Patek Digital
End-to-end wearable telemetry for analog-watch health tracking
Overview
Patek Digital
End-to-end wearable telemetry for analog-watch health tracking
A replacement watch-band link to add modern health tracking to traditional analog watches. Custom PCB, ESP32 firmware, rechargeable power circuit, SwiftUI iOS app, NimBLE Stack, Supabase
Full telemetry path end to end: sensor acquisition → ring-buffered processing → compact records → staged consolidation → BLE sync → cloud → analytics.
Hardware architecture and telemetry format
Schematic shown to the left. Custom PCB plus ESP32 sensor stack. Each sample packs accelerometer, gyroscope, heart rate, temperature, and timestamp into a 20-byte binary record at an effective 50 Hz. Compact-by-design so buffering, storage, BLE, and on-device analytics all stay practical on a constrained device.
PCB build and bring-up
Time lapse of board assembly. We used a stencil and solder paste. 0402s proved to be a challenge. As this was my first PCB, it took lots of rework before we were able to get all peripherals responsive.
On-device buffering and two-stage consolidation
Two-stage compression on-device. Raw samples push into a 256-slot ring buffer; processing waits for a full 125-sample window. Each window collapses into a 10-byte summary (avg HR, avg temp, step count, timestamp) covering ≈ 2.5 seconds. Six summaries average and sum into a 15-second interval record. Storage and BLE cost drop substantially without losing the health signal.
Heart-rate validation against Apple Watch
Measured HR over time against an Apple Watch reference. One example verification that the full pipeline (sensing → filtering → buffering → BLE sync → app) produces believable physiological telemetry end to end.
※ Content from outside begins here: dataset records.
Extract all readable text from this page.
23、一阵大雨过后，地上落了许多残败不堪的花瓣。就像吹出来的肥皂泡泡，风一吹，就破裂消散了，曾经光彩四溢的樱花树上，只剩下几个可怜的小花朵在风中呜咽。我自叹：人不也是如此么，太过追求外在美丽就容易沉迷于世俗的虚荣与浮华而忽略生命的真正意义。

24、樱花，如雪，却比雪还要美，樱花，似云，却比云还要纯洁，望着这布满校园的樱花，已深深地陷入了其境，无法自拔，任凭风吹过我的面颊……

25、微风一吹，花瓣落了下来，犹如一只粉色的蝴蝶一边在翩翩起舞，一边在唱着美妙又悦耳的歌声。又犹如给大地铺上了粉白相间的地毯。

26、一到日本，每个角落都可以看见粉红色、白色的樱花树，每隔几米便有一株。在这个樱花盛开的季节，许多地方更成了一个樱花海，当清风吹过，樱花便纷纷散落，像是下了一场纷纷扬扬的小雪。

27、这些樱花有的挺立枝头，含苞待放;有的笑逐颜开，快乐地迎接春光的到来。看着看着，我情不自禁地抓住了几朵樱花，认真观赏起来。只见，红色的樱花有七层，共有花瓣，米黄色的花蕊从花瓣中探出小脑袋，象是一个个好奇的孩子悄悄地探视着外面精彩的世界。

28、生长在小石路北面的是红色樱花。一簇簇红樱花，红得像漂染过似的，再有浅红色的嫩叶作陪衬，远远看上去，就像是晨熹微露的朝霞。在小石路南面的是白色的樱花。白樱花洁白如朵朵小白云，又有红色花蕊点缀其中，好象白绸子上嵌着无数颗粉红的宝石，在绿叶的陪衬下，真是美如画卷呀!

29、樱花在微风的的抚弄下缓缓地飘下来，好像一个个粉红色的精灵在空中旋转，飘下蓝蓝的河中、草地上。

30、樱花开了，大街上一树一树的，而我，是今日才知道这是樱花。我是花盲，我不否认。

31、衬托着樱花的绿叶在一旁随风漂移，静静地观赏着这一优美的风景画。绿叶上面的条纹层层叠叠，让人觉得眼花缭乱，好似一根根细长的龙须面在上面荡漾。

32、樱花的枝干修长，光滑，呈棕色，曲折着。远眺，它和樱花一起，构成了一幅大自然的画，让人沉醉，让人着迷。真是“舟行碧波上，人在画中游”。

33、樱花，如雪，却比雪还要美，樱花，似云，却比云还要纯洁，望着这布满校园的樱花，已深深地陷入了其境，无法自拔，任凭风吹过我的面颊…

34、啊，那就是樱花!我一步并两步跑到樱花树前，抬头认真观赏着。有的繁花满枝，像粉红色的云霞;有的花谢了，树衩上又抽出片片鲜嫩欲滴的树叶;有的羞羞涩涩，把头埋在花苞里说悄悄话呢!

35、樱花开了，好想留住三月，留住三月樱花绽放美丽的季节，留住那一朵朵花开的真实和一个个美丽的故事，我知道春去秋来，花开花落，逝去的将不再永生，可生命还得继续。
The app on the phone is a custom ios app showing data from the patek digital device worn on the same wrist as the apple watch for about a 20 minute period of time.
Step counting and derived activity metrics
Step detection runs on raw accelerometer data, tuned for the noisier signal a wrist sees compared to a hip-mounted pedometer.
The three axes collapse into a single magnitude, √(ax² + ay² + az²), then pass through a low-pass filter (α = 0.11) to smooth out high-frequency noise from incidental wrist motion.
Every 2.5 seconds, the algorithm computes a local baseline and sets the step threshold at baseline + 0.03 G. A sample only counts as a step if it clears three filters:
- It's a local peak above its immediate neighbors
- At least 6 samples have passed since the last counted step (debounce)
- It falls inside an active walking streak
A streak opens once 3 qualifying peaks land in sequence and closes after roughly 2 seconds of silence, which keeps gestures like typing or reaching from inflating the count.
On the phone, raw step counts feed distance, calorie, and time-range dashboards.
BLE sync, iOS app, and cloud persistence
Custom BLE sync, not a live stream. Scan ESP32 → restore connection state → sync device time → SEND command → parse start/data/end markers → upload chunked records to Supabase → ERASE device storage only after successful sync. Of course, all of this happens behind the scenes, the user merely opens their app. The SwiftUI app rolls uploaded records into day, week, and month dashboards.
Custom hardware, compact firmware, embedded analytics, BLE protocol, mobile sync, and cloud — one telemetry system end to end.